The bioinformatics arm of the Babraham Institute produces quite a few software packages, including some like FastQC that have achieved nearly ubiquitous adoption in the academic community. Other offerings from Babraham include Bismark for methylation profiling and Sherman for simulating NGS reads from bisulfite-treated DNA.
In my computational genome science class, there was a student that wanted to measure the accuracy of methylation profiling workflows, and he identified Bismark and Sherman as his tools of choice. He would identify a sequence of interest, use Sherman to simulate reads from that sequence, run the methylation call procedure, and then assess the accuracy of the methylation calls.
There was a slight problem, though: Sherman is random in its conversion of Cs to Ts, and the number of conversions can only be controlled by things like error rate and conversion rate. By default, Sherman provides no way to “protect” a C from conversion the way a methyl group does on actual genomic DNA. So there was no way to assess the accuracy of the methylation profiling workflow since we had no way of indicating/knowing which Cs should be called methylated!

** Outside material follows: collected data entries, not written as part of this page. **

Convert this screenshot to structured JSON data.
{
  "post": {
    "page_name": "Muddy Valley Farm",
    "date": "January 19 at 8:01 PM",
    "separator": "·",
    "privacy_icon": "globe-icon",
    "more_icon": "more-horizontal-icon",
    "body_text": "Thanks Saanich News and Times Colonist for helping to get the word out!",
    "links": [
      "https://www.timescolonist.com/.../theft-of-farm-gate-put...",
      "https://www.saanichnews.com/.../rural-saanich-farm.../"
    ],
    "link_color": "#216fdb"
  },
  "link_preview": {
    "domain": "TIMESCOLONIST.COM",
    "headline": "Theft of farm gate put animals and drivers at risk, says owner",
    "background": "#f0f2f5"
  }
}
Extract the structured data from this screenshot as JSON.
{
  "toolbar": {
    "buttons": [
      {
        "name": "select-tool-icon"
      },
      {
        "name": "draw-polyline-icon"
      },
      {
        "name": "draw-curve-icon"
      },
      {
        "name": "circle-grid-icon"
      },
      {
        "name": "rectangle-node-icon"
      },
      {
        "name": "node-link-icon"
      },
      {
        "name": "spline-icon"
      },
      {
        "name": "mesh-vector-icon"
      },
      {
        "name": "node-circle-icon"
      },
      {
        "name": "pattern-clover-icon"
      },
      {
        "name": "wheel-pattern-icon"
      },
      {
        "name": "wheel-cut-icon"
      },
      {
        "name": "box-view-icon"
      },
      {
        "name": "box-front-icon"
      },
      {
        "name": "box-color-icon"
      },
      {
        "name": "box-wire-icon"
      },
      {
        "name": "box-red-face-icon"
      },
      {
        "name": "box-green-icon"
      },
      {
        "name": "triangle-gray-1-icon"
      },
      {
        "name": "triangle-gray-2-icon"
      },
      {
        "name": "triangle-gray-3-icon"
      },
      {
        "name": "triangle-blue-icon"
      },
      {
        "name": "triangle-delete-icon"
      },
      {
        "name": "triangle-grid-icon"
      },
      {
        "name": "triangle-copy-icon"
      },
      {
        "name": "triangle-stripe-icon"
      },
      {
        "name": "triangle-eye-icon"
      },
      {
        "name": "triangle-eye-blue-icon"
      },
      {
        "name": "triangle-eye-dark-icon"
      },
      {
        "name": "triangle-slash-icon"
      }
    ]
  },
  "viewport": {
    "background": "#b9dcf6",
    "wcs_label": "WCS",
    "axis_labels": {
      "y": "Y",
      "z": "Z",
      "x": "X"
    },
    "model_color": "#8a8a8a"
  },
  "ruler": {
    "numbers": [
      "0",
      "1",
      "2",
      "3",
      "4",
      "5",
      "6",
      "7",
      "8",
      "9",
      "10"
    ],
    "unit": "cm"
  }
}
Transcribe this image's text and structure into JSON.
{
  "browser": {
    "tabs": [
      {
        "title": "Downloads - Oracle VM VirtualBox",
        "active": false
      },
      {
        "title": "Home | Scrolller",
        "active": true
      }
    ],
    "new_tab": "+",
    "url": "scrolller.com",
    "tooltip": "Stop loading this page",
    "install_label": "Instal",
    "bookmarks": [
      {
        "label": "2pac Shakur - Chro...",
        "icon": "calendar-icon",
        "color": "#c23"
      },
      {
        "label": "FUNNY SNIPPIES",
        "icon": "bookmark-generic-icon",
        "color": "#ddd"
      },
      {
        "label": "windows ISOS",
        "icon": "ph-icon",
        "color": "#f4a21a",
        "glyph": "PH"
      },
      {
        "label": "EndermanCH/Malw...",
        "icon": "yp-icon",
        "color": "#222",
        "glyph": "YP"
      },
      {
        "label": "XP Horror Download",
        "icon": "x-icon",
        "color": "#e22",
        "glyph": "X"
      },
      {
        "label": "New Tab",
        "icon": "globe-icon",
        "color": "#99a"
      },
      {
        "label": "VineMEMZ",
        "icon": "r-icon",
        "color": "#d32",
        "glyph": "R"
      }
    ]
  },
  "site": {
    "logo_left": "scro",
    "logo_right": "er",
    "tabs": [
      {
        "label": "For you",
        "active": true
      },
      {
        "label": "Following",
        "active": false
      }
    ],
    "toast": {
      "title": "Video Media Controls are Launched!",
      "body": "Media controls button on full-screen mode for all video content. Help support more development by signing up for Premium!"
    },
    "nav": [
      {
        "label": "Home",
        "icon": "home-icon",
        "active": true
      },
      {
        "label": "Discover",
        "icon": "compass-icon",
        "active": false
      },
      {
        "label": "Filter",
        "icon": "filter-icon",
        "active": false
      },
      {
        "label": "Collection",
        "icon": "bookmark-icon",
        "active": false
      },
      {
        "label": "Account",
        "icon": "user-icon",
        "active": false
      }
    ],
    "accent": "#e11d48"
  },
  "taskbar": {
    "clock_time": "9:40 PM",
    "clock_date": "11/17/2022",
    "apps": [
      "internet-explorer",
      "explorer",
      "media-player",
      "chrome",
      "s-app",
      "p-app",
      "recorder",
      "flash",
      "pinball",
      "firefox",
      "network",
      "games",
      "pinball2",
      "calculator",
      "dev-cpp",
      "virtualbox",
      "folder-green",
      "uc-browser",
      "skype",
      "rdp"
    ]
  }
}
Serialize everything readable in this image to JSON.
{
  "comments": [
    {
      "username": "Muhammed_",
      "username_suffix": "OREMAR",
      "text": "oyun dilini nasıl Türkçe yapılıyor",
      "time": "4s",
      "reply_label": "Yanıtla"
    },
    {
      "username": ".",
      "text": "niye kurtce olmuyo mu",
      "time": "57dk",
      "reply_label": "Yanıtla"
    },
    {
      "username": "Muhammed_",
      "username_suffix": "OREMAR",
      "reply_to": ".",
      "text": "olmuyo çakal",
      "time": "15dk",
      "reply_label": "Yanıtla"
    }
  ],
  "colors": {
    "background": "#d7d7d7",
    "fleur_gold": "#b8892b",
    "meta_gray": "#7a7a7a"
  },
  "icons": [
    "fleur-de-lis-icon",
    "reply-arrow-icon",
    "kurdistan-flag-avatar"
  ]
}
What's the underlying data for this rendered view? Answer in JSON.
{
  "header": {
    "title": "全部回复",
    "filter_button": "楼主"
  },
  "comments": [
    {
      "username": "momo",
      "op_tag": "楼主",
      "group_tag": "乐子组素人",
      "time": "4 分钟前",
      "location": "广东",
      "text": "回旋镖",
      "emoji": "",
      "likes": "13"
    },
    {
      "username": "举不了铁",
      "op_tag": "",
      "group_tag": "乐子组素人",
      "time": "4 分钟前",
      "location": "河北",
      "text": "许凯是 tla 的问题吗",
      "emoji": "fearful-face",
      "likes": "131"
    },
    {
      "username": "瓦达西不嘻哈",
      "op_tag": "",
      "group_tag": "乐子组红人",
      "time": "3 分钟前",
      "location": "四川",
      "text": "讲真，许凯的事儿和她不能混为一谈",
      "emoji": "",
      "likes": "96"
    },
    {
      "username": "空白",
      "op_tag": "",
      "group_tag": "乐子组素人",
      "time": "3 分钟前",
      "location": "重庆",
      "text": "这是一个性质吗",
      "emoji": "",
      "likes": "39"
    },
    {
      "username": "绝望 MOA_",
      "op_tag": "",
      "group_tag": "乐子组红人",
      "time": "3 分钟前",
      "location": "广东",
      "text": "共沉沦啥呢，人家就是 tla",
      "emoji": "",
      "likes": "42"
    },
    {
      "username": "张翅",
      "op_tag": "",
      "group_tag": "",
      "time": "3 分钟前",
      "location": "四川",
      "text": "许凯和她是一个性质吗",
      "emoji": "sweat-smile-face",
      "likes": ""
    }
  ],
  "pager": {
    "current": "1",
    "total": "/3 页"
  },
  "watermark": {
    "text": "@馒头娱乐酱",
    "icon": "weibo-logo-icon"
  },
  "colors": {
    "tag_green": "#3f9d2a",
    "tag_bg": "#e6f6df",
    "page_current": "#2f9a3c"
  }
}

After a bit of chatting, however, we came up with a workaround. In our genomic DNA fasta file, any Cs we want to protect from conversion (i.e. methylate them in silico) we simply convert to X. Then we run Sherman, which will convert Cs to Ts at the specified conversion rate but will leave Xs alone. Then, after simulating the reads but before the methylation analysis procedure, we simply change Xs back to Cs. This seemed to pass some sanity tests for us, and we contacted the author of Sherman, Felix Krueger (@FelixNmnKrueger), who confirmed that he saw no potential pitfalls with the approach.
I like this little hack, and assuming I ever use it myself in the future, I will probably create a script that does the C -> X conversion from a GFF3 file or a list of “methylation sites” in some other format (the conversion from X back to C is trivial).